Obama's apologists never address why Democrats require 60 votes in the Senate to pass legislation, but Republicans require only 51 -- 50 in the case of the disastrous tax cuts that bankrupted our Treasury in the first place, without which we would never have had a trumped-up budget crisis.
In fact, I did explain this rather clearly:
Yes, Bush passed his tax cuts — by using a method called reconciliation, which can avoid a filibuster but can be used only on budget issues. On No Child Left Behind and Medicare, he cut deals expanding government, which the right-wing equivalents of Greenwald denounced as a massive sellout. Bush did have one episode where he tried to force through a major domestic reform against a Senate filibuster: his crusade to privatize Social Security. Just as liberals urge Obama to do today, Bush barnstormed the country, pounding his message and pressuring Democrats, whom he cast as obstructionists. The result? Nada, beyond the collapse of Bush’s popularity.
I'm not sure what else to say. If Westen has a response, he hasn't made it.

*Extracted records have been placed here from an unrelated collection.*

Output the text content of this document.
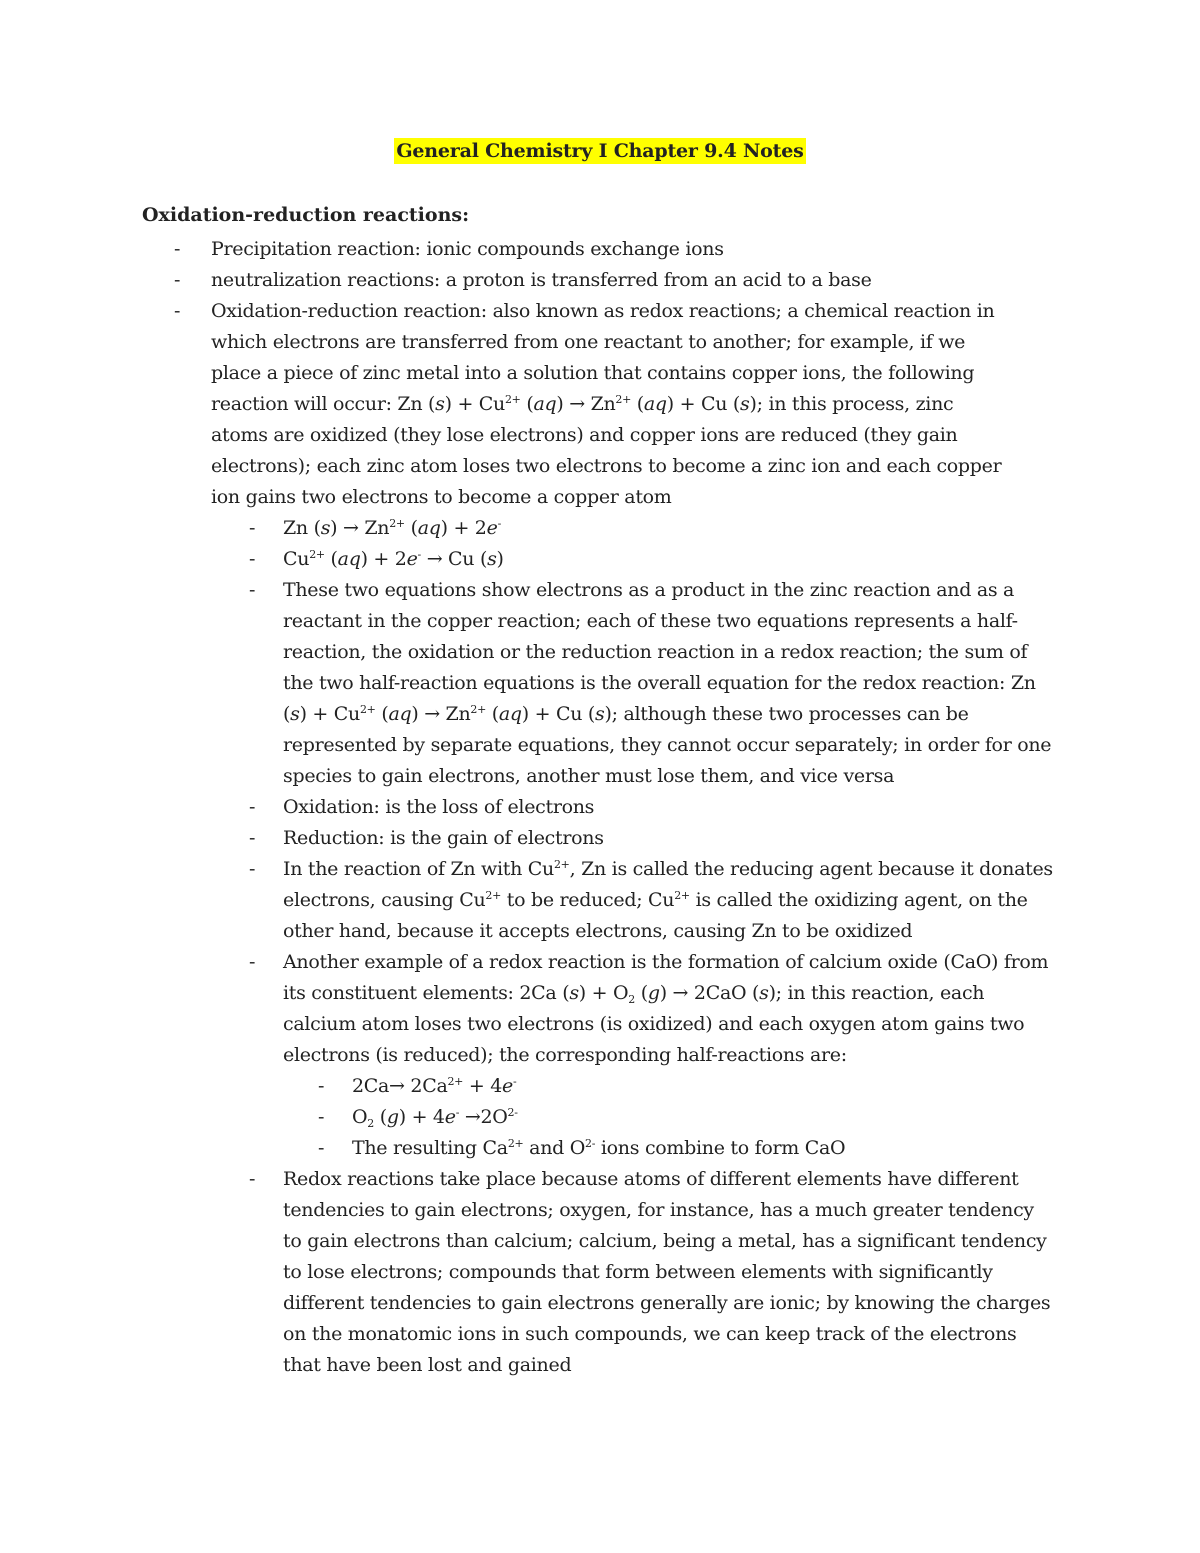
General Chemistry I Chapter 9.4 Notes
Oxidation-reduction reactions:
- Precipitation reaction: ionic compounds exchange ions
- neutralization reactions: a proton is transferred from an acid to a base
- Oxidation-reduction reaction: also known as redox reactions; a chemical reaction in which electrons are transferred from one reactant to another; for example, if we place a piece of zinc metal into a solution that contains copper ions, the following reaction will occur: Zn $(s) + Cu^{2+}$ $(aq) \to Zn^{2+}$ (aq) + Cu (s); in this process, zinc atoms are oxidized (they lose electrons) and copper ions are reduced (they gain electrons); each zinc atom loses two electrons to become a zinc ion and each copper ion gains two electrons to become a copper atom
- Zn $(s) \to Zn^{2+}$ (aq) + 2e-
- $Cu^{2+}$ (aq) + 2e- → Cu (s)
- These two equations show electrons as a product in the zinc reaction and as a reactant in the copper reaction; each of these two equations represents a half-reaction, the oxidation or the reduction reaction in a redox reaction; the sum of the two half-reaction equations is the overall equation for the redox reaction: Zn $(s) + Cu^{2+}$ $(aq) \to Zn^{2+}$ (aq) + Cu (s); although these two processes can be represented by separate equations, they cannot occur separately; in order for one species to gain electrons, another must lose them, and vice versa
- Oxidation: is the loss of electrons
- Reduction: is the gain of electrons
- In the reaction of Zn with $Cu^{2+}$, Zn is called the reducing agent because it donates electrons, causing $Cu^{2+}$ to be reduced; $Cu^{2+}$ is called the oxidizing agent, on the other hand, because it accepts electrons, causing Zn to be oxidized
- Another example of a redox reaction is the formation of calcium oxide (CaO) from its constituent elements: 2Ca $(s) + O_2$ (g) → 2CaO (s); in this reaction, each calcium atom loses two electrons (is oxidized) and each oxygen atom gains two electrons (is reduced); the corresponding half-reactions are:
- $2Ca\to 2Ca^{2+} + 4e^-$
- $O_2$ $(g) + 4e^- \to 2O^{2-}$
- The resulting $Ca^{2+}$ and $O^{2-}$ ions combine to form CaO
- Redox reactions take place because atoms of different elements have different tendencies to gain electrons; oxygen, for instance, has a much greater tendency to gain electrons than calcium; calcium, being a metal, has a significant tendency to lose electrons; compounds that form between elements with significantly different tendencies to gain electrons generally are ionic; by knowing the charges on the monatomic ions in such compounds, we can keep track of the electrons that have been lost and gained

In my first response to Westen, I pointed out that he makes no attempt to substantiate his claims that "stories" drove the success of past presidents. Westen cited Roosevelt's rhetoric about using government spending to end the deficit, but he ignores the fact that the public actually remained opposed to deficits even at the height of Roosevelt's popularity. Here's Westen's response to my rebuttal on that point:
The argument that great oratorical powers have little or no impact on the course of events would have come as a surprise to Franklin Roosevelt and Ronald Reagan, who both changed American politics for decades with their capacity to reassure the American people and to offer a new vision of government -- in one case of an active government that could make people's lives better and in the other of a bloated government that was picking their pockets.
In other words, Westen simply ignores the rebuttal and restates his unsubstantiated premise again.
This point from Westen is especially hilarious:
The final way all the president's men have attempted to address his failures is to label his critics as "liberals." This is perhaps the most egregious defense, because the allegedly liberal apologists of the liberal president know that liberal is a discredited term used by the right to attack its opponents. Zakaria, Chait and others are using the term to evoke the same connotations of "outside the mainstream," "elite" and "out of touch," accusations that have often been leveled against people like them.
I'm a liberal. I describe myself and other liberals as liberals. Democratic message consultants, probably with good reason, consider the "liberal" label unhelpful and urge people to use other terms like "progressive." That's fine. But I'm not part of the progressive or Democratic message machine, and it's bizarre to interpret my lack of interest in adopting movement-approved terminology as opposition to liberalism itself.